Seen but not heard.
The perfect, dutiful mafia princess.
I don’t mind the not-talking part much because if there’s one thing I’ve learned since my power came in, it’s that all people do is lie to you.
Even the ones you don’t think ever would.
The lies used to hurt until I found it best just to not care.
If you didn’t care, their lies couldn’t cause you pain.
It became easier to break free from the chains my family constantly tried to restrain me with.
After seeing the way my ability shaped my childhood friendships, I stopped telling people I knew they were lying. The way they’d look at me when I called them out on their lies is something that’s always stuck with me. The taunts they’d whisper behind my back.
Freak.
Weirdo.
Liar.
The last one is pretty ironic, if you ask me. No one ever does, though, because they know I’ll always be honest.
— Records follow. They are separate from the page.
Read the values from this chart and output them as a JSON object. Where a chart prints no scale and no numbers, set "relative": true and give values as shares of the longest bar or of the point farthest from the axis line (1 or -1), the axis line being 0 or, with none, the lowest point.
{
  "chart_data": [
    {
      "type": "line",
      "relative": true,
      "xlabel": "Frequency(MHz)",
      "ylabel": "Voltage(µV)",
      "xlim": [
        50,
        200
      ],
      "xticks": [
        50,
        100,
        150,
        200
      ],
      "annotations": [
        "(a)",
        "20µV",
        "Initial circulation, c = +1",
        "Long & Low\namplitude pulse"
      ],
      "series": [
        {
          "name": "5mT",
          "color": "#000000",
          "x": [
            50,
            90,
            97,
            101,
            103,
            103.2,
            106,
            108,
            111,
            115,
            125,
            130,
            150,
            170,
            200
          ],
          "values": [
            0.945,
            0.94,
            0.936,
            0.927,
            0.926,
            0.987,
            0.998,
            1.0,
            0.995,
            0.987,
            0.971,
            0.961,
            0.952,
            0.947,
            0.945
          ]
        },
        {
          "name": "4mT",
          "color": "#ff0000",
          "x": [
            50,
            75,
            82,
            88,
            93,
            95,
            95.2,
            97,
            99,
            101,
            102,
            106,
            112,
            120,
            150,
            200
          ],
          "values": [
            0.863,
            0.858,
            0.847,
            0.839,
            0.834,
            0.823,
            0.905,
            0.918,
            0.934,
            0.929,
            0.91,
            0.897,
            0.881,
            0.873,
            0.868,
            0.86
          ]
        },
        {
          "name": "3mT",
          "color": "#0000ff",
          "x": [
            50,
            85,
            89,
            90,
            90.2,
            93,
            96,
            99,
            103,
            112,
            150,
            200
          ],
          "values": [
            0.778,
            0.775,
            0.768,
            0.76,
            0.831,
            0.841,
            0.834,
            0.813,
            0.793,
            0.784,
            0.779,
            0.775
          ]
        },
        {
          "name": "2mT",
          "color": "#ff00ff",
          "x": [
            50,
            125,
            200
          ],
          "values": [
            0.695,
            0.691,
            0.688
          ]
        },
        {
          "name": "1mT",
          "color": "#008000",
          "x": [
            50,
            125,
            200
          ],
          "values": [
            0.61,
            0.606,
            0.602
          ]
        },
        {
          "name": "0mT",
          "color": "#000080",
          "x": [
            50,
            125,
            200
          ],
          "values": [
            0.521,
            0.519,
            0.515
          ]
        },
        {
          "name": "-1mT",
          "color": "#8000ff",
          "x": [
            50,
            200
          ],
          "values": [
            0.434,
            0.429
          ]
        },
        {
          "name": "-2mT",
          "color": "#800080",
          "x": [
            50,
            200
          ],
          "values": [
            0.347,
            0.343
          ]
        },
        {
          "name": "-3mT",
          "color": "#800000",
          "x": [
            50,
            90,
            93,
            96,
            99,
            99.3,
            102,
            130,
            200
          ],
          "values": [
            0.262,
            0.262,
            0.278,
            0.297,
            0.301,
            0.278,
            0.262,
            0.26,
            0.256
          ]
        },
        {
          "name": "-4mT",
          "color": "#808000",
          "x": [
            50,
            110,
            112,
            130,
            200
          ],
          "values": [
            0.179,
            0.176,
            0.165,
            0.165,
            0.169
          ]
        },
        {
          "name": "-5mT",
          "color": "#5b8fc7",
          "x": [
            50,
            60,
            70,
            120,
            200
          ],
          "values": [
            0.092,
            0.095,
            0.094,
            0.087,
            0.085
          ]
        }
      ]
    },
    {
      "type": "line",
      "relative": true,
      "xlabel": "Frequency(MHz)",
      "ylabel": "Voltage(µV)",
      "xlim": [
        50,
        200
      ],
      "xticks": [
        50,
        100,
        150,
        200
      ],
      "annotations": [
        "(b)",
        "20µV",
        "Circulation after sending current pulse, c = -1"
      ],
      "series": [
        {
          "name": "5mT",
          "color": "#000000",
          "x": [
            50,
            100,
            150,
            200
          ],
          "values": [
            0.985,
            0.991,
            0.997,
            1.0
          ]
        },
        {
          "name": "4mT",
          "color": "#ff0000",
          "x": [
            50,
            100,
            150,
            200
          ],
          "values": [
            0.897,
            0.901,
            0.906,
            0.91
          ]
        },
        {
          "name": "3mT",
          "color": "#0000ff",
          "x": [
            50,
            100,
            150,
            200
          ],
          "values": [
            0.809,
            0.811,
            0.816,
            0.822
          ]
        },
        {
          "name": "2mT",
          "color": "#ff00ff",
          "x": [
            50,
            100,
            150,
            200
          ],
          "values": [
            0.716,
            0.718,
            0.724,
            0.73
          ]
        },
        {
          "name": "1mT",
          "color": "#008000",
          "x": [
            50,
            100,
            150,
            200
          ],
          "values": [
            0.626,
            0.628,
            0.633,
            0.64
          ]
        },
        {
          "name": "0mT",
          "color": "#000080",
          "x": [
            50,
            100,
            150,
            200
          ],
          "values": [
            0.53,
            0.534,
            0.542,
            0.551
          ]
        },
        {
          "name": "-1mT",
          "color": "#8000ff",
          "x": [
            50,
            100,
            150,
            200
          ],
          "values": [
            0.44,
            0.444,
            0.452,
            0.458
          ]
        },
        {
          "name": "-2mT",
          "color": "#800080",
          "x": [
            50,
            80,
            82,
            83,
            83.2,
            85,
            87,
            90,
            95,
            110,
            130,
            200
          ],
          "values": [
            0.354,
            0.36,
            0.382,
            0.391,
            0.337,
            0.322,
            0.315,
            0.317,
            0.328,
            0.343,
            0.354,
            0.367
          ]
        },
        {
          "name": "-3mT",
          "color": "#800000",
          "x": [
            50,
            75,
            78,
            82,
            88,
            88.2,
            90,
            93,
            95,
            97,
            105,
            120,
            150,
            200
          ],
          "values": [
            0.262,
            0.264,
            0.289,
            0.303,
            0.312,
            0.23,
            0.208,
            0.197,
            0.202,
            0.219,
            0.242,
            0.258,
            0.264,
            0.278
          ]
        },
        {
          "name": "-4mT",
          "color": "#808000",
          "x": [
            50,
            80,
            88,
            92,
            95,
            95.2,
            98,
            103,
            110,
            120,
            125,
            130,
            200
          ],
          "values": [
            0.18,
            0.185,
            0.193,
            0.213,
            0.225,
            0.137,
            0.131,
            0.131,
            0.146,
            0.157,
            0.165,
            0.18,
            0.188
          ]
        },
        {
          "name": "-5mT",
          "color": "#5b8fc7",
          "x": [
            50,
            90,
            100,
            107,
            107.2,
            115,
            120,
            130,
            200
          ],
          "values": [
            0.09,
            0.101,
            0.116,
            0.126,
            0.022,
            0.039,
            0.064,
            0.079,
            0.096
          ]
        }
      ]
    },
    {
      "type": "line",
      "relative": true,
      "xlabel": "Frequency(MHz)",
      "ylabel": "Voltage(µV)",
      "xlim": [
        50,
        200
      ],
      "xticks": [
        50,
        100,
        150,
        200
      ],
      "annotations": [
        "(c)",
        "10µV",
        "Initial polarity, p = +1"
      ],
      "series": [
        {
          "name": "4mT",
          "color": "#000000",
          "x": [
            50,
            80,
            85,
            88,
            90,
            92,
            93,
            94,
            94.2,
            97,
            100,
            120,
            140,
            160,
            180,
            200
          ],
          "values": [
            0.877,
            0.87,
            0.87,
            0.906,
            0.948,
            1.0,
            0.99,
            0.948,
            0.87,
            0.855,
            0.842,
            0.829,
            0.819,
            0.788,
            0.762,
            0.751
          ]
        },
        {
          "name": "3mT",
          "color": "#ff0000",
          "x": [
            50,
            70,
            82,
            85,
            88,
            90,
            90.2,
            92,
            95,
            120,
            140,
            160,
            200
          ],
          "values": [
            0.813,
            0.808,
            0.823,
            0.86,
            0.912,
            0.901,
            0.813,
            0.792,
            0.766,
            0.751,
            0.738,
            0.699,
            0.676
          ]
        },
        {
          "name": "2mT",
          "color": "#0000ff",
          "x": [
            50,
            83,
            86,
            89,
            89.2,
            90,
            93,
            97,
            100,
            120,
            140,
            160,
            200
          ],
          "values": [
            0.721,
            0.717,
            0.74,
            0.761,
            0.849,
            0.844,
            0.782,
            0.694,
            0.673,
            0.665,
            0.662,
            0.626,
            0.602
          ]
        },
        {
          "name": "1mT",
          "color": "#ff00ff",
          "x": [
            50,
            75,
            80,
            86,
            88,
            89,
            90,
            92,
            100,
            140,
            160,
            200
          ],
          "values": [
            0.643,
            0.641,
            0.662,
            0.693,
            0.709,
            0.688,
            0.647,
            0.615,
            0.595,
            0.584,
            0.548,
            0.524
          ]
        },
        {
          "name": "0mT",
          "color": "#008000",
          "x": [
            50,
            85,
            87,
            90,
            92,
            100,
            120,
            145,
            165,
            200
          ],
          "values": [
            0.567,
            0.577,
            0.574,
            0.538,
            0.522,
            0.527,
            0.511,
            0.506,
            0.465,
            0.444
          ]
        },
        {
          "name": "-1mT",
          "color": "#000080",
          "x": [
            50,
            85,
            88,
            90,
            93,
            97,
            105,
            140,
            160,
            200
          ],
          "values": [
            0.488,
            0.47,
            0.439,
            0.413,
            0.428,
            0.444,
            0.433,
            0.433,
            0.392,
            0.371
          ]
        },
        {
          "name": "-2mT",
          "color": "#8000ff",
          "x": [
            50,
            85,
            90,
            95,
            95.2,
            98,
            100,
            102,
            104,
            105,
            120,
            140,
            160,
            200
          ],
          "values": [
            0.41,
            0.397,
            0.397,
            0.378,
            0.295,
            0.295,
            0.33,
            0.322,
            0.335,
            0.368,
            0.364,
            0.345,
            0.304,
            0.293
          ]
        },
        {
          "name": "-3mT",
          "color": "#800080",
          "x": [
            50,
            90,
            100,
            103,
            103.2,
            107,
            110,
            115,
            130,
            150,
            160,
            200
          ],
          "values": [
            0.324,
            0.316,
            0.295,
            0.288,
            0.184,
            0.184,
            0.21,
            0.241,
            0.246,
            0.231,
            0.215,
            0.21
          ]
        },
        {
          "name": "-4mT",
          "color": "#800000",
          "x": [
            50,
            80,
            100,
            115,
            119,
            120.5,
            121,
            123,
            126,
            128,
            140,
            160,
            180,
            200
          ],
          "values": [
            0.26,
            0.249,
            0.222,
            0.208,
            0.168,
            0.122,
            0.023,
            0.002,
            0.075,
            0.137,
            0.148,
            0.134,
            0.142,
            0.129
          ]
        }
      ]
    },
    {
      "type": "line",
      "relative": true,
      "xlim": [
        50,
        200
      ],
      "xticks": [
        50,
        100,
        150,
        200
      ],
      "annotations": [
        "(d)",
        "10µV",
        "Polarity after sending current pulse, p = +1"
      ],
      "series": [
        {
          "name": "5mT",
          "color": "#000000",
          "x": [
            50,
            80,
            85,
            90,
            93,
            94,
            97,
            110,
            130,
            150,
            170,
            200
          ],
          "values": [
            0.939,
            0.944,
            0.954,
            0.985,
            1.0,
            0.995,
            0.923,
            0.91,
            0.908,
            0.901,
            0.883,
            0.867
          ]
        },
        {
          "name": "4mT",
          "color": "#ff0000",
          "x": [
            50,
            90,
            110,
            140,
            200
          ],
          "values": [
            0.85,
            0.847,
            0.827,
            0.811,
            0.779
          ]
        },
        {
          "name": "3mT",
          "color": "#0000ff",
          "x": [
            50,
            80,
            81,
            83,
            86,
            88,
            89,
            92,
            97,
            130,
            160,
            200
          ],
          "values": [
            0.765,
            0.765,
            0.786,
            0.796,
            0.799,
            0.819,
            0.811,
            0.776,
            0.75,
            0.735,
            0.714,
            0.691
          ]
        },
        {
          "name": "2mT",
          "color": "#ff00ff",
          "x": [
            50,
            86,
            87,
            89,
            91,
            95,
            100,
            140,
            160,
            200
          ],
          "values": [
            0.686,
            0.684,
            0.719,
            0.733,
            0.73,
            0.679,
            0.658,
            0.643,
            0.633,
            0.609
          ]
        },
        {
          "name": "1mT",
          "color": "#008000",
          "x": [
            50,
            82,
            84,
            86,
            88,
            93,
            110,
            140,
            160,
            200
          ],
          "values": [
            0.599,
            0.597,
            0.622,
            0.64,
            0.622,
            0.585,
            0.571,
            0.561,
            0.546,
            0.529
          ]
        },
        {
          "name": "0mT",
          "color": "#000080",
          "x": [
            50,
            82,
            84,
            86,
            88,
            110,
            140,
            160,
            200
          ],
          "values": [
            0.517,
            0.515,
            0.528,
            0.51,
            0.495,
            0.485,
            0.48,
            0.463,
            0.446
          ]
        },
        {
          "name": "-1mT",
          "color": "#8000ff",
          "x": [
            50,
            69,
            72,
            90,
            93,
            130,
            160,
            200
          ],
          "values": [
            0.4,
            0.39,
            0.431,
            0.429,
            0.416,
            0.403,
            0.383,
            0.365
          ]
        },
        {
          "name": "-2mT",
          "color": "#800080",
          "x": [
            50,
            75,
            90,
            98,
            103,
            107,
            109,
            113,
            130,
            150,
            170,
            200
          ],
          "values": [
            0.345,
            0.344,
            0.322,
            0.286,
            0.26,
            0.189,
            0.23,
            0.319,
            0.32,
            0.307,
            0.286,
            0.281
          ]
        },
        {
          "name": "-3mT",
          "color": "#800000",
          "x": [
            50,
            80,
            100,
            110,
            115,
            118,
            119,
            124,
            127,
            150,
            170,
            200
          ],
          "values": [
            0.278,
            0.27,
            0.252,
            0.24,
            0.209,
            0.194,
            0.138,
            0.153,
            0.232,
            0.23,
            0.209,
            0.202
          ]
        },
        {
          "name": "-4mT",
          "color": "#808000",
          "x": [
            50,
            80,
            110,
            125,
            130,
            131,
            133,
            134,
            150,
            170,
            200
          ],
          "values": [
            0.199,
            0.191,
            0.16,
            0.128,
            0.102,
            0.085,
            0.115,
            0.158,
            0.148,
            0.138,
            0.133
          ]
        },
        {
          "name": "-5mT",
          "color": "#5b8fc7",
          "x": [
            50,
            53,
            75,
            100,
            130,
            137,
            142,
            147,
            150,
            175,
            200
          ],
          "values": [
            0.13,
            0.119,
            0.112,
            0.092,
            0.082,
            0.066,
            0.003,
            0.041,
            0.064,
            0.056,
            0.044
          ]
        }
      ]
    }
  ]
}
They would bully me as if I wasn’t the daughter of a powerful man who would kill them in their sleep without remorse. If not them, then Dad would have killed their families for their children daring to hurt me. No way was I going to let him hurt someone because of me. That wasn’t something I could live with, so I didn’t tell anyone. It made me a bigger target because they knew they could get away with it. They never went as far as hurting me physically—that would have been their death, whether I told them or not. Sometimes, mental scars shape us more than physical ones, though.
Another zap against my skin pulls me from my thoughts as I tune back into the conversation going on in front of me.
His wife scoffs. “Your secretary just tripped and her lips landed right against your collar, did they?”
Really, Marcus?
“It’s the truth,” he splutters.
Lie.
“Oh, darling. If only I didn’t have pictures proving differently.”
The pain hidden beneath her words has me tuning out of the conversation. When will the men in this life understand how much pain they cause by stepping out on their wives? It doesn’t matter if it’s a genuine marriage or not. Vows should mean something. If they can’t keep it in their trousers, the women should at least be able to have side pieces without worrying whether it’ll cost them their lives. Fair is fair, after all.
It’s one reason I’ve rebelled so hard against this life.
And now, despite dating someone else exclusively for four months, I’m engaged to a man I know nothing about. Oh, the attraction to Konstantin is there. The moment our eyes connected at the last annual masquerade, my pussy spasmed around nothing. Embarrassingly, a fucking orgasm rushed over me right there in the middle of a crowd and my knees buckled. His thick arm wrapped around my waist and caught me to his chest before I could fall, though. His touch set off fireworks in my brain, my body went haywire, and I lost my vision for nearly thirty seconds.
Literally, lost it. Could see nothing but white.
It was the scariest thing I’d ever experienced.
My body was trembling by the time my vision returned, and Konstantin was staring down at me with so much heat in his deep blue eyes that I moaned. I didn’t miss the big-ass bulge in his trousers, either.
I grew up hearing about the flash bonds that happen between people of certain bloodlines, but I didn’t expect to get hit with one. They’re known to occasionally skip generations.
While the thought of someone being solely mine used to thrill me when I was younger, it does nothing but scare the crap out of me now. That’s a lot of power for someone to have over another person. There’s already enough about my life that’s unnatural.
I want a love that’s not. I want one that’s built organically, not produced by some force that’s not of this world.
How are you supposed to trust something like that?
Kingston warned me against continuing to date Dane. Actually, he informed me I’d be breaking up with him immediately. King should have known better because I don’t do orders. He knows this.